Here is the router configuration (without usernames and passwds):

!
version 11.1
no service pad
service timestamps debug uptime
service timestamps log uptime
service password-encryption
no service udp-small-servers
no service tcp-small-servers
!
ip subnet-zero
no ip source-route
isdn switch-type basic-net3
!
interface Ethernet0
description connected to EthernetLAN
ip address 192.168.1.65 255.255.255.0
ip helper-address 192.168.1.1
!
interface BRI0
description connected to Dial-inPCs(ISDN)
no ip address
encapsulation ppp
dialer rotary-group 1
no fair-queue
!
interface Dialer1
description connected to Dial-inPCs(ISDN)

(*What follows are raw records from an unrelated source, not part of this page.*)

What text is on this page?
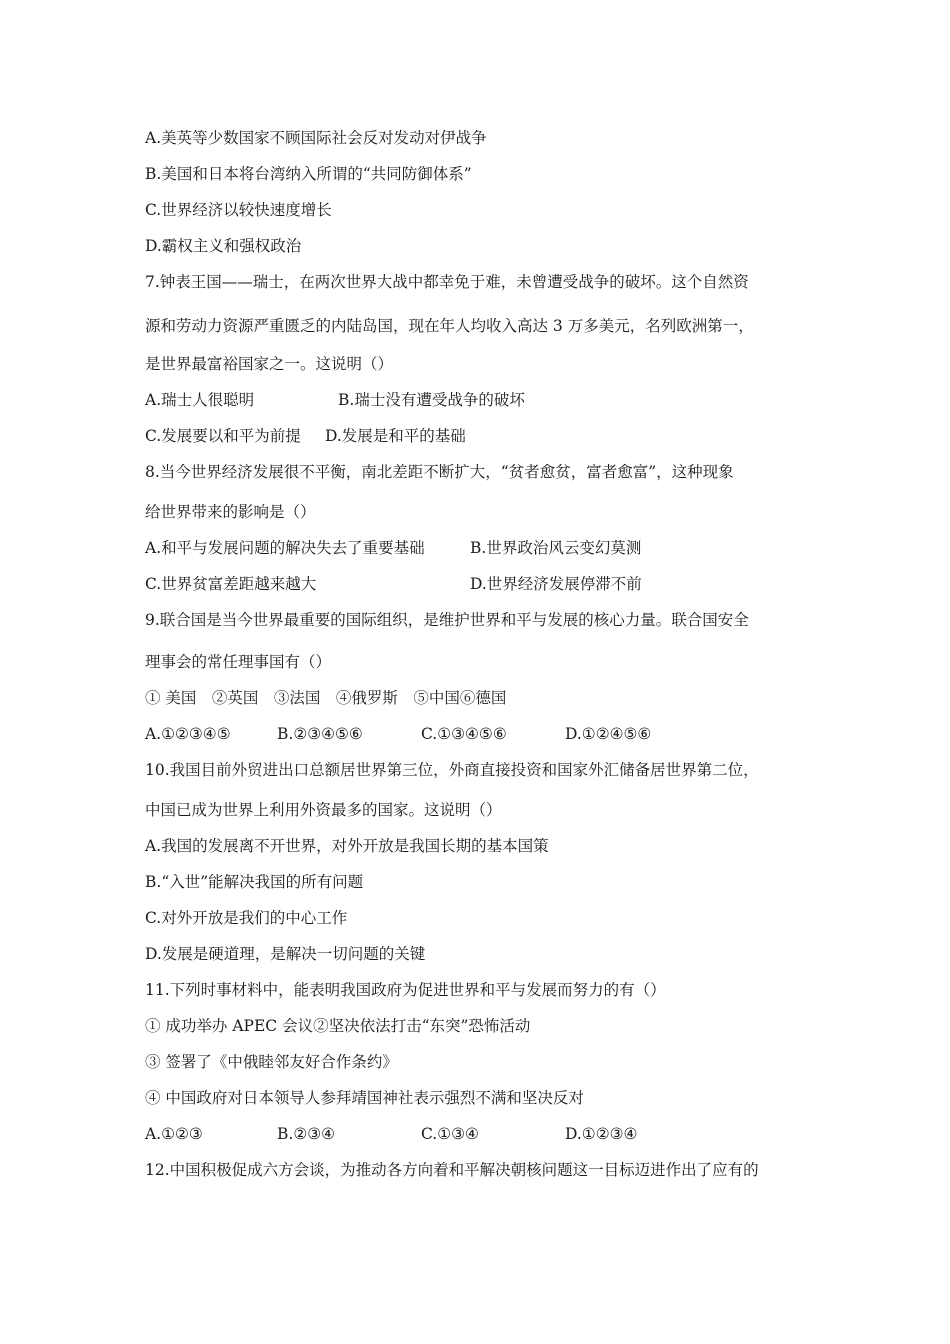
A.美英等少数国家不顾国际社会反对发动对伊战争
B.美国和日本将台湾纳入所谓的“共同防御体系”
C.世界经济以较快速度增长
D.霸权主义和强权政治
7.钟表王国——瑞士，在两次世界大战中都幸免于难，未曾遭受战争的破坏。这个自然资
源和劳动力资源严重匮乏的内陆岛国，现在年人均收入高达 3 万多美元，名列欧洲第一，
是世界最富裕国家之一。这说明（）
A.瑞士人很聪明	B.瑞士没有遭受战争的破坏
C.发展要以和平为前提 D.发展是和平的基础
8.当今世界经济发展很不平衡，南北差距不断扩大，“贫者愈贫，富者愈富”，这种现象
给世界带来的影响是（）
A.和平与发展问题的解决失去了重要基础	B.世界政治风云变幻莫测
C.世界贫富差距越来越大	D.世界经济发展停滞不前
9.联合国是当今世界最重要的国际组织，是维护世界和平与发展的核心力量。联合国安全
理事会的常任理事国有（）
① 美国　②英国　③法国　④俄罗斯　⑤中国⑥德国
A.①②③④⑤	B.②③④⑤⑥	C.①③④⑤⑥	D.①②④⑤⑥
10.我国目前外贸进出口总额居世界第三位，外商直接投资和国家外汇储备居世界第二位，
中国已成为世界上利用外资最多的国家。这说明（）
A.我国的发展离不开世界，对外开放是我国长期的基本国策
B.“入世”能解决我国的所有问题
C.对外开放是我们的中心工作
D.发展是硬道理，是解决一切问题的关键
11.下列时事材料中，能表明我国政府为促进世界和平与发展而努力的有（）
① 成功举办 APEC 会议②坚决依法打击“东突”恐怖活动
③ 签署了《中俄睦邻友好合作条约》
④ 中国政府对日本领导人参拜靖国神社表示强烈不满和坚决反对
A.①②③	B.②③④	C.①③④	D.①②③④
12.中国积极促成六方会谈，为推动各方向着和平解决朝核问题这一目标迈进作出了应有的
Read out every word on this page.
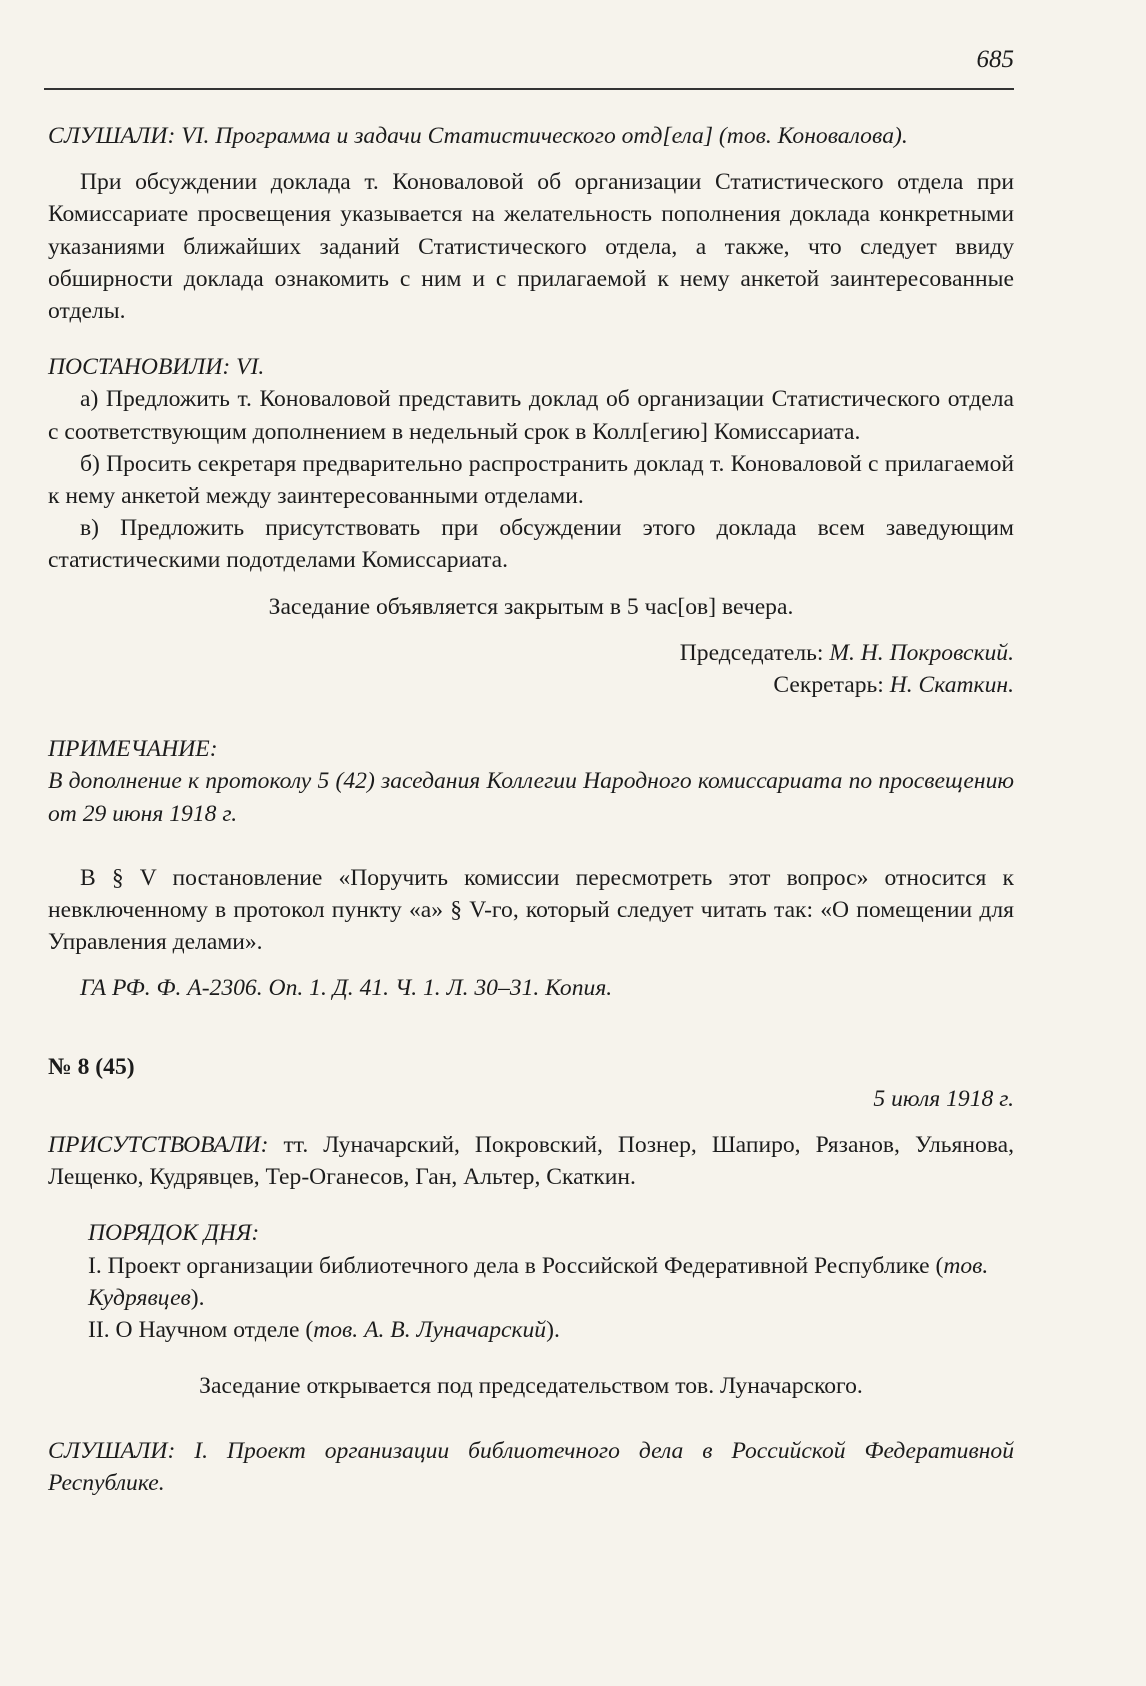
685

СЛУШАЛИ: VI. Программа и задачи Статистического отд[ела] (тов. Коноваловa).

При обсуждении доклада т. Коноваловой об организации Статистического отдела при Комиссариате просвещения указывается на желательность пополнения доклада конкретными указаниями ближайших заданий Статистического отдела, а также, что следует ввиду обширности доклада ознакомить с ним и с прилагаемой к нему анкетой заинтересованные отделы.

ПОСТАНОВИЛИ: VI.

а) Предложить т. Коноваловой представить доклад об организации Статистического отдела с соответствующим дополнением в недельный срок в Колл[егию] Комиссариата.

б) Просить секретаря предварительно распространить доклад т. Коноваловой с прилагаемой к нему анкетой между заинтересованными отделами.

в) Предложить присутствовать при обсуждении этого доклада всем заведующим статистическими подотделами Комиссариата.

Заседание объявляется закрытым в 5 час[ов] вечера.

Председатель: М. Н. Покровский.

Секретарь: Н. Скаткин.

ПРИМЕЧАНИЕ:

В дополнение к протоколу 5 (42) заседания Коллегии Народного комиссариата по просвещению от 29 июня 1918 г.

В § V постановление «Поручить комиссии пересмотреть этот вопрос» относится к невключенному в протокол пункту «а» § V-го, который следует читать так: «О помещении для Управления делами».

ГА РФ. Ф. А-2306. Оп. 1. Д. 41. Ч. 1. Л. 30–31. Копия.

№ 8 (45)

5 июля 1918 г.

ПРИСУТСТВОВАЛИ: тт. Луначарский, Покровский, Познер, Шапиро, Рязанов, Ульянова, Лещенко, Кудрявцев, Тер-Оганесов, Ган, Альтер, Скаткин.

ПОРЯДОК ДНЯ:

I. Проект организации библиотечного дела в Российской Федеративной Республике (тов. Кудрявцев).

II. О Научном отделе (тов. А. В. Луначарский).

Заседание открывается под председательством тов. Луначарского.

СЛУШАЛИ: I. Проект организации библиотечного дела в Российской Федеративной Республике.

ip address 192.168.0.1 255.255.255.0
encapsulation ppp
no ip split-horizon
dialer in-band
dialer-group 1
peer default ip address pool cisco-Group-1
no fair-queue
ppp multilink
ppp authentication chap pap callin
!
router rip
version 2
network 192.168.0.0
network 192.168.1.0
no auto-summary
!
ip local pool cisco-Group-1 192.168.0.2 192.168.0.3
ip name-server 192.168.1.1
ip http server
ip classless
ip route 0.0.0.0 0.0.0.0 192.168.1.1
logging buffered
access-list 101 permit ip any any
!

Thanks,
Bernard
 
I solved the problem. It was not on the Cisco Router but on the firewall itself which had no route layed to the 192.168.0.0 network.